Dans tous les mouvements sociaux, démocratiques depuis l’indépendance, la jeunesse s’est trouvée aux avants-postes. Tout simplement parce que c’est un pays très jeune. Aujourd’hui encore, la jeunesse est le carburant de ce mouvement. Elle est mobilisée dans toute sa diversité : étudiants, chômeurs, jeunes actifs, supporters de foot. Ces “ultras” ont joué un rôle crucial pour maintenir la flamme de la contestation politique et reconquérir l’espace public, des stades à la rue.

Pourquoi les manifestants insistent-ils tant sur le caractère pacifique de leur mobilisation ?

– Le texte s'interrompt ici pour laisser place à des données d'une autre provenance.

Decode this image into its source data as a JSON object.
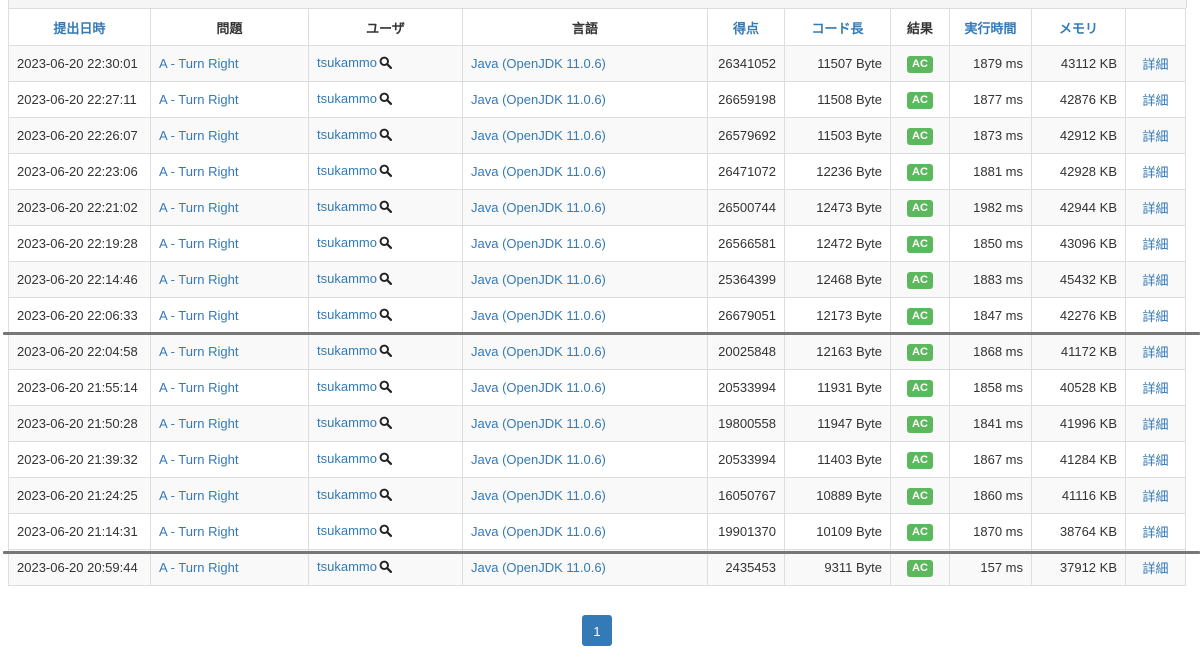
{
  "columns": [
    {
      "key": "submit_time",
      "label": "提出日時",
      "sortable": true
    },
    {
      "key": "problem",
      "label": "問題",
      "sortable": false
    },
    {
      "key": "user",
      "label": "ユーザ",
      "sortable": false
    },
    {
      "key": "language",
      "label": "言語",
      "sortable": false
    },
    {
      "key": "score",
      "label": "得点",
      "sortable": true
    },
    {
      "key": "code_length",
      "label": "コード長",
      "sortable": true
    },
    {
      "key": "result",
      "label": "結果",
      "sortable": false
    },
    {
      "key": "exec_time",
      "label": "実行時間",
      "sortable": true
    },
    {
      "key": "memory",
      "label": "メモリ",
      "sortable": true
    },
    {
      "key": "detail",
      "label": "",
      "sortable": false
    }
  ],
  "rows": [
    {
      "submit_time": "2023-06-20 22:30:01",
      "problem": "A - Turn Right",
      "user": "tsukammo",
      "language": "Java (OpenJDK 11.0.6)",
      "score": "26341052",
      "code_length": "11507 Byte",
      "result": "AC",
      "exec_time": "1879 ms",
      "memory": "43112 KB",
      "detail": "詳細"
    },
    {
      "submit_time": "2023-06-20 22:27:11",
      "problem": "A - Turn Right",
      "user": "tsukammo",
      "language": "Java (OpenJDK 11.0.6)",
      "score": "26659198",
      "code_length": "11508 Byte",
      "result": "AC",
      "exec_time": "1877 ms",
      "memory": "42876 KB",
      "detail": "詳細"
    },
    {
      "submit_time": "2023-06-20 22:26:07",
      "problem": "A - Turn Right",
      "user": "tsukammo",
      "language": "Java (OpenJDK 11.0.6)",
      "score": "26579692",
      "code_length": "11503 Byte",
      "result": "AC",
      "exec_time": "1873 ms",
      "memory": "42912 KB",
      "detail": "詳細"
    },
    {
      "submit_time": "2023-06-20 22:23:06",
      "problem": "A - Turn Right",
      "user": "tsukammo",
      "language": "Java (OpenJDK 11.0.6)",
      "score": "26471072",
      "code_length": "12236 Byte",
      "result": "AC",
      "exec_time": "1881 ms",
      "memory": "42928 KB",
      "detail": "詳細"
    },
    {
      "submit_time": "2023-06-20 22:21:02",
      "problem": "A - Turn Right",
      "user": "tsukammo",
      "language": "Java (OpenJDK 11.0.6)",
      "score": "26500744",
      "code_length": "12473 Byte",
      "result": "AC",
      "exec_time": "1982 ms",
      "memory": "42944 KB",
      "detail": "詳細"
    },
    {
      "submit_time": "2023-06-20 22:19:28",
      "problem": "A - Turn Right",
      "user": "tsukammo",
      "language": "Java (OpenJDK 11.0.6)",
      "score": "26566581",
      "code_length": "12472 Byte",
      "result": "AC",
      "exec_time": "1850 ms",
      "memory": "43096 KB",
      "detail": "詳細"
    },
    {
      "submit_time": "2023-06-20 22:14:46",
      "problem": "A - Turn Right",
      "user": "tsukammo",
      "language": "Java (OpenJDK 11.0.6)",
      "score": "25364399",
      "code_length": "12468 Byte",
      "result": "AC",
      "exec_time": "1883 ms",
      "memory": "45432 KB",
      "detail": "詳細"
    },
    {
      "submit_time": "2023-06-20 22:06:33",
      "problem": "A - Turn Right",
      "user": "tsukammo",
      "language": "Java (OpenJDK 11.0.6)",
      "score": "26679051",
      "code_length": "12173 Byte",
      "result": "AC",
      "exec_time": "1847 ms",
      "memory": "42276 KB",
      "detail": "詳細"
    },
    {
      "submit_time": "2023-06-20 22:04:58",
      "problem": "A - Turn Right",
      "user": "tsukammo",
      "language": "Java (OpenJDK 11.0.6)",
      "score": "20025848",
      "code_length": "12163 Byte",
      "result": "AC",
      "exec_time": "1868 ms",
      "memory": "41172 KB",
      "detail": "詳細"
    },
    {
      "submit_time": "2023-06-20 21:55:14",
      "problem": "A - Turn Right",
      "user": "tsukammo",
      "language": "Java (OpenJDK 11.0.6)",
      "score": "20533994",
      "code_length": "11931 Byte",
      "result": "AC",
      "exec_time": "1858 ms",
      "memory": "40528 KB",
      "detail": "詳細"
    },
    {
      "submit_time": "2023-06-20 21:50:28",
      "problem": "A - Turn Right",
      "user": "tsukammo",
      "language": "Java (OpenJDK 11.0.6)",
      "score": "19800558",
      "code_length": "11947 Byte",
      "result": "AC",
      "exec_time": "1841 ms",
      "memory": "41996 KB",
      "detail": "詳細"
    },
    {
      "submit_time": "2023-06-20 21:39:32",
      "problem": "A - Turn Right",
      "user": "tsukammo",
      "language": "Java (OpenJDK 11.0.6)",
      "score": "20533994",
      "code_length": "11403 Byte",
      "result": "AC",
      "exec_time": "1867 ms",
      "memory": "41284 KB",
      "detail": "詳細"
    },
    {
      "submit_time": "2023-06-20 21:24:25",
      "problem": "A - Turn Right",
      "user": "tsukammo",
      "language": "Java (OpenJDK 11.0.6)",
      "score": "16050767",
      "code_length": "10889 Byte",
      "result": "AC",
      "exec_time": "1860 ms",
      "memory": "41116 KB",
      "detail": "詳細"
    },
    {
      "submit_time": "2023-06-20 21:14:31",
      "problem": "A - Turn Right",
      "user": "tsukammo",
      "language": "Java (OpenJDK 11.0.6)",
      "score": "19901370",
      "code_length": "10109 Byte",
      "result": "AC",
      "exec_time": "1870 ms",
      "memory": "38764 KB",
      "detail": "詳細"
    },
    {
      "submit_time": "2023-06-20 20:59:44",
      "problem": "A - Turn Right",
      "user": "tsukammo",
      "language": "Java (OpenJDK 11.0.6)",
      "score": "2435453",
      "code_length": "9311 Byte",
      "result": "AC",
      "exec_time": "157 ms",
      "memory": "37912 KB",
      "detail": "詳細"
    }
  ],
  "pagination": {
    "current_page": "1"
  },
  "icons": {
    "user_search": "magnifier-icon"
  },
  "colors": {
    "link": "#337ab7",
    "ac_badge": "#5cb85c",
    "divider": "#777777",
    "page_active": "#337ab7"
  }
}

L’histoire contemporaine de l’Algérie est marquée par la violence. Celle de la guerre d’indépendance, celle du régime contre la société. En 1988, l’armée a fait feu sur les jeunes protestataires. Bilan :  peut être 800 morts. En 2001, la répression en Kabylie a fait 127 morts et 5000 blessés. On comprend mieux, dans ces conditions, la portée du slogan “Pouvoir assassin”. Le bilan de la décennie noire n’est pas exactement connu : il est, quoi qu’il en soit, épouvantable. La société algérienne est écoeurée de cette violence. Elle veut fermer, enfin, cette longue parenthèse du sang. Le choix du pacifisme tient aussi à la volonté de déjouer les manoeuvres du pouvoir. “L’Algérie n’est ni la Libye, ni la Syrie”, répondent les manifestants aux responsables politiques et militaires qui les accusent de vouloir entraîner le pays sur des pentes dangereuses. Il est hors de question, pour ceux qui protestent, d’offrir le moindre prétexte au basculement dans la violence, la moindre justification à la répression. Ce mot d’ordre de “Silmya”, “pacifisme”, n’est d’ailleurs pas nouveau. Il était scandé les manifestations à Al Hoceima ou Nador, au Maroc, il y a deux ans, lors du soulèvement populaire qui a secoué le Rif après la mort de Moucine Fikri, un jeune marchand de poisson broyé par une benne à ordure en tentant de récupérer sa marchandise jetée là par des policiers.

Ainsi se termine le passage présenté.